Regular Expression to Find Extra-Long Strings?

Regular Expression to Find Extra-Long Strings?

7
NewbieNewbie
7

    Jul 21, 2007#1

    I'm importing some big data tables into my HTML pages. Apparently, some of the table cells contain long strings without spaces, which are breaking my layout. That is, I can't set the table width to say, 500 pixels because these long, unbroken strings are stretching out the cell widths in at least one of the columns. And since there are thousands of rows, I can't find them manually.

    Naturally, I don't know in advance how long the strings actually are or what they contain, only that they are much longer than a typical word. They may be occuring at the beginning of a sentence, mid-paragraph (bounding by spaces), or at the end of a sentence (terminated with a period). They are probably 30 are more characters long, but could be much longer in the case of a long and nasty URL.

    How can construct a regular expression (or other Find / Replace method) to find these long strings? Thanks for your help!

    262
    MasterMaster
    262

      Jul 21, 2007#2

      First, you didn't tell us your version of UE and preferred regex style, so let's assume that you use version 12.00 or above.

      Switch to perl style regex as described in the announcement and use this regex:

      [^\s]{25,}

      which match all words, urls, anything without spaces,tabs with 25 characters and above. (Remember to check "regular expression" in the find dialog).

      I you want to experiment with some very primitive hyphenation you could search for

      ([^\s]{25})([^\s])

      and replace

      \1- \2

      which inserts a "hyphen" (dash) in words etc. after character no. 25.

      7
      NewbieNewbie
      7

        Jul 22, 2007#3

        Thanks, that worked!

        Sorry I missed the sticky . . . I was using an older 11.2 version of UE, so I download the current version for this task.

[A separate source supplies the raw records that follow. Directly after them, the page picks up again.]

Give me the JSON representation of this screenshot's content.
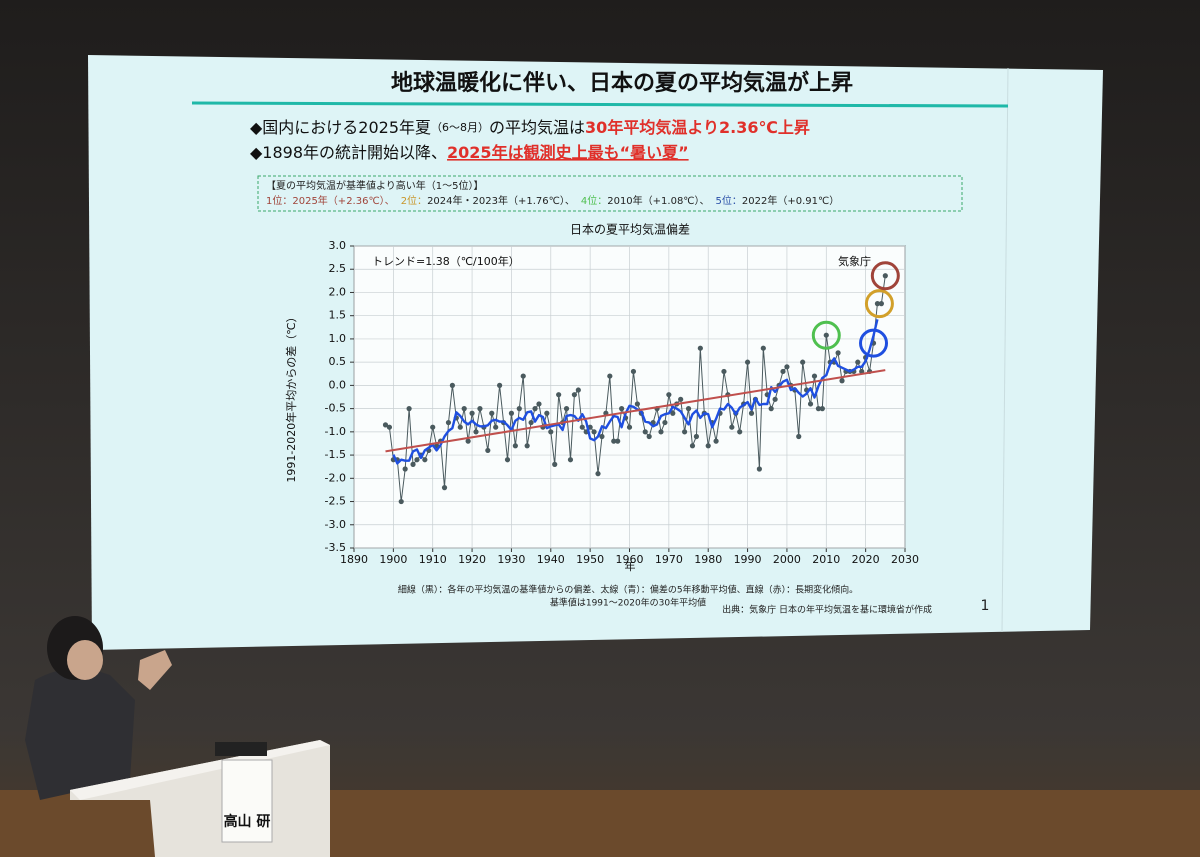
{
  "slide": {
    "title": "地球温暖化に伴い、日本の夏の平均気温が上昇",
    "bullets": [
      [
        "◆国内における2025年夏",
        "（6～8月）",
        "の平均気温は",
        "30年平均気温より2.36℃上昇"
      ],
      [
        "◆1898年の統計開始以降、",
        "2025年は観測史上最も“暑い夏”"
      ]
    ],
    "ranking": {
      "heading": "【夏の平均気温が基準値より高い年（1～5位）】",
      "parts": [
        "1位：2025年（+2.36℃）、",
        "2位：",
        "2024年・2023年（+1.76℃）、",
        "4位：",
        "2010年（+1.08℃）、",
        "5位：",
        "2022年（+0.91℃）"
      ]
    },
    "notes": [
      "細線（黒）：各年の平均気温の基準値からの偏差、太線（青）：偏差の5年移動平均値、直線（赤）：長期変化傾向。",
      "基準値は1991～2020年の30年平均値"
    ],
    "source": "出典：気象庁 日本の年平均気温を基に環境省が作成",
    "page_number": "1"
  },
  "name_card": "高山 研",
  "chart_data": {
    "type": "line",
    "title": "日本の夏平均気温偏差",
    "annotations": [
      "トレンド=1.38（℃/100年）",
      "気象庁"
    ],
    "x_label": "年",
    "y_label": "1991-2020年平均からの差（℃）",
    "x": [
      1898,
      1899,
      1900,
      1901,
      1902,
      1903,
      1904,
      1905,
      1906,
      1907,
      1908,
      1909,
      1910,
      1911,
      1912,
      1913,
      1914,
      1915,
      1916,
      1917,
      1918,
      1919,
      1920,
      1921,
      1922,
      1923,
      1924,
      1925,
      1926,
      1927,
      1928,
      1929,
      1930,
      1931,
      1932,
      1933,
      1934,
      1935,
      1936,
      1937,
      1938,
      1939,
      1940,
      1941,
      1942,
      1943,
      1944,
      1945,
      1946,
      1947,
      1948,
      1949,
      1950,
      1951,
      1952,
      1953,
      1954,
      1955,
      1956,
      1957,
      1958,
      1959,
      1960,
      1961,
      1962,
      1963,
      1964,
      1965,
      1966,
      1967,
      1968,
      1969,
      1970,
      1971,
      1972,
      1973,
      1974,
      1975,
      1976,
      1977,
      1978,
      1979,
      1980,
      1981,
      1982,
      1983,
      1984,
      1985,
      1986,
      1987,
      1988,
      1989,
      1990,
      1991,
      1992,
      1993,
      1994,
      1995,
      1996,
      1997,
      1998,
      1999,
      2000,
      2001,
      2002,
      2003,
      2004,
      2005,
      2006,
      2007,
      2008,
      2009,
      2010,
      2011,
      2012,
      2013,
      2014,
      2015,
      2016,
      2017,
      2018,
      2019,
      2020,
      2021,
      2022,
      2023,
      2024,
      2025
    ],
    "series": [
      {
        "color": "#4a5a5e",
        "values": [
          -0.85,
          -0.9,
          -1.6,
          -1.6,
          -2.5,
          -1.8,
          -0.5,
          -1.7,
          -1.6,
          -1.5,
          -1.6,
          -1.4,
          -0.9,
          -1.3,
          -1.2,
          -2.2,
          -0.8,
          0.0,
          -0.7,
          -0.9,
          -0.5,
          -1.2,
          -0.6,
          -1.0,
          -0.5,
          -0.9,
          -1.4,
          -0.6,
          -0.9,
          0.0,
          -0.8,
          -1.6,
          -0.6,
          -1.3,
          -0.5,
          0.2,
          -1.3,
          -0.8,
          -0.5,
          -0.4,
          -0.9,
          -0.6,
          -1.0,
          -1.7,
          -0.2,
          -0.8,
          -0.5,
          -1.6,
          -0.2,
          -0.1,
          -0.9,
          -1.0,
          -0.9,
          -1.0,
          -1.9,
          -1.1,
          -0.6,
          0.2,
          -1.2,
          -1.2,
          -0.5,
          -0.7,
          -0.9,
          0.3,
          -0.4,
          -0.6,
          -1.0,
          -1.1,
          -0.8,
          -0.5,
          -1.0,
          -0.8,
          -0.2,
          -0.6,
          -0.4,
          -0.3,
          -1.0,
          -0.5,
          -1.3,
          -1.1,
          0.8,
          -0.6,
          -1.3,
          -0.8,
          -1.2,
          -0.6,
          0.3,
          -0.2,
          -0.9,
          -0.6,
          -1.0,
          -0.4,
          0.5,
          -0.6,
          -0.3,
          -1.8,
          0.8,
          -0.2,
          -0.5,
          -0.3,
          0.0,
          0.3,
          0.4,
          0.0,
          -0.1,
          -1.1,
          0.5,
          -0.1,
          -0.4,
          0.2,
          -0.5,
          -0.5,
          1.08,
          0.5,
          0.5,
          0.7,
          0.1,
          0.3,
          0.3,
          0.3,
          0.5,
          0.3,
          0.6,
          0.3,
          0.91,
          1.76,
          1.76,
          2.36
        ]
      },
      {
        "color": "#1f4fe0",
        "values": [
          null,
          null,
          -1.49,
          -1.68,
          -1.6,
          -1.62,
          -1.62,
          -1.42,
          -1.38,
          -1.56,
          -1.4,
          -1.34,
          -1.28,
          -1.4,
          -1.28,
          -1.1,
          -0.98,
          -0.92,
          -0.58,
          -0.66,
          -0.78,
          -0.84,
          -0.76,
          -0.84,
          -0.88,
          -0.88,
          -0.86,
          -0.76,
          -0.74,
          -0.78,
          -0.78,
          -0.86,
          -0.96,
          -0.76,
          -0.7,
          -0.74,
          -0.58,
          -0.56,
          -0.78,
          -0.64,
          -0.68,
          -0.92,
          -0.88,
          -0.86,
          -0.84,
          -0.96,
          -0.66,
          -0.64,
          -0.66,
          -0.76,
          -0.62,
          -0.78,
          -1.14,
          -1.18,
          -1.1,
          -0.88,
          -0.92,
          -0.78,
          -0.66,
          -0.68,
          -0.9,
          -0.6,
          -0.44,
          -0.46,
          -0.52,
          -0.56,
          -0.78,
          -0.8,
          -0.88,
          -0.84,
          -0.66,
          -0.62,
          -0.6,
          -0.46,
          -0.5,
          -0.56,
          -0.7,
          -0.84,
          -0.62,
          -0.54,
          -0.7,
          -0.6,
          -0.62,
          -0.9,
          -0.72,
          -0.5,
          -0.52,
          -0.4,
          -0.48,
          -0.62,
          -0.48,
          -0.42,
          -0.36,
          -0.52,
          -0.28,
          -0.42,
          -0.4,
          -0.4,
          -0.04,
          -0.14,
          -0.02,
          0.08,
          0.12,
          -0.1,
          -0.06,
          -0.16,
          -0.24,
          -0.18,
          -0.06,
          -0.26,
          -0.02,
          0.16,
          0.22,
          0.46,
          0.58,
          0.42,
          0.38,
          0.34,
          0.3,
          0.34,
          0.4,
          0.4,
          0.52,
          0.77,
          1.07,
          1.42,
          null,
          null
        ]
      },
      {
        "color": "#c0504d",
        "x": [
          1898,
          2025
        ],
        "values": [
          -1.42,
          0.33
        ]
      }
    ],
    "xlim": [
      1890,
      2030
    ],
    "xticks": [
      1890,
      1900,
      1910,
      1920,
      1930,
      1940,
      1950,
      1960,
      1970,
      1980,
      1990,
      2000,
      2010,
      2020,
      2030
    ],
    "ylim": [
      -3.5,
      3.0
    ],
    "yticks": [
      -3.5,
      {
        "value": -3,
        "label": "-3.0"
      },
      -2.5,
      {
        "value": -2,
        "label": "-2.0"
      },
      -1.5,
      {
        "value": -1,
        "label": "-1.0"
      },
      -0.5,
      {
        "value": 0,
        "label": "0.0"
      },
      0.5,
      {
        "value": 1,
        "label": "1.0"
      },
      1.5,
      {
        "value": 2,
        "label": "2.0"
      },
      2.5,
      {
        "value": 3,
        "label": "3.0"
      }
    ],
    "grid": true
  }
}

        It turns out there was some long unbroken lines as I expected, mostly non-breaking space characters that some bozo had in their webpage, and that were subsequently imported into my page. 

        But that's not what was breaking the layout. I found a line of keywords separated by commas in an unusual and grammatically incorrect way:

        Instead of this pattern . . .

        "word, word, word, etc."

        they used

        "word ,word ,word ,etc."

        that is, with the space preceding the comma instead of the comma preceding the space. After I did a search / replace to fix that, everything snapped back into shape. Hard to believe that would break the layout in the IE7 browser, but it did. Firefox was not affected.

        Would you recommend standardizing on the PERL regex, or does one just choose a regex standard depending on the need at hand?

        262
        MasterMaster
        262

          Jul 22, 2007#4

          Tuco wrote:Would you recommend standardizing on the PERL regex, or does one just choose a regex standard depending on the need at hand?
          I have used UE regex style "all my UE life", so I find myself using this to all the simple straight forward stuff. I switch to Perl regex style only for the more complex regex tasks. (I also have the regex tool RegexBuddy in my toolbox for this). So it is really a matter of which style you like and/or how complex your regex needs are.

          The only thing I struggle with is to remember which regex engine I last swiched to :?

          119
          Power UserPower User
          119

            Jul 23, 2007#5

            Tuco wrote:Would you recommend standardizing on the PERL regex, or does one just choose a regex standard depending on the need at hand?
            I'd recommend standardizing on the Perl syntax:
            1) Regular expressions are tricky enough without fussing with different dialects.
            2) Perl's regexes are much more powerful than the legacy UE style.
            3) A lot of tools and programming languages use a regex syntax that is essentially the same as the Perl's. If you learn the Perl syntax you'll be able to reuse the knowledge elsewhere.

            7
            NewbieNewbie
            7

              Jul 24, 2007#6

              That's excellent . . . thank you very much, I appreciate the help.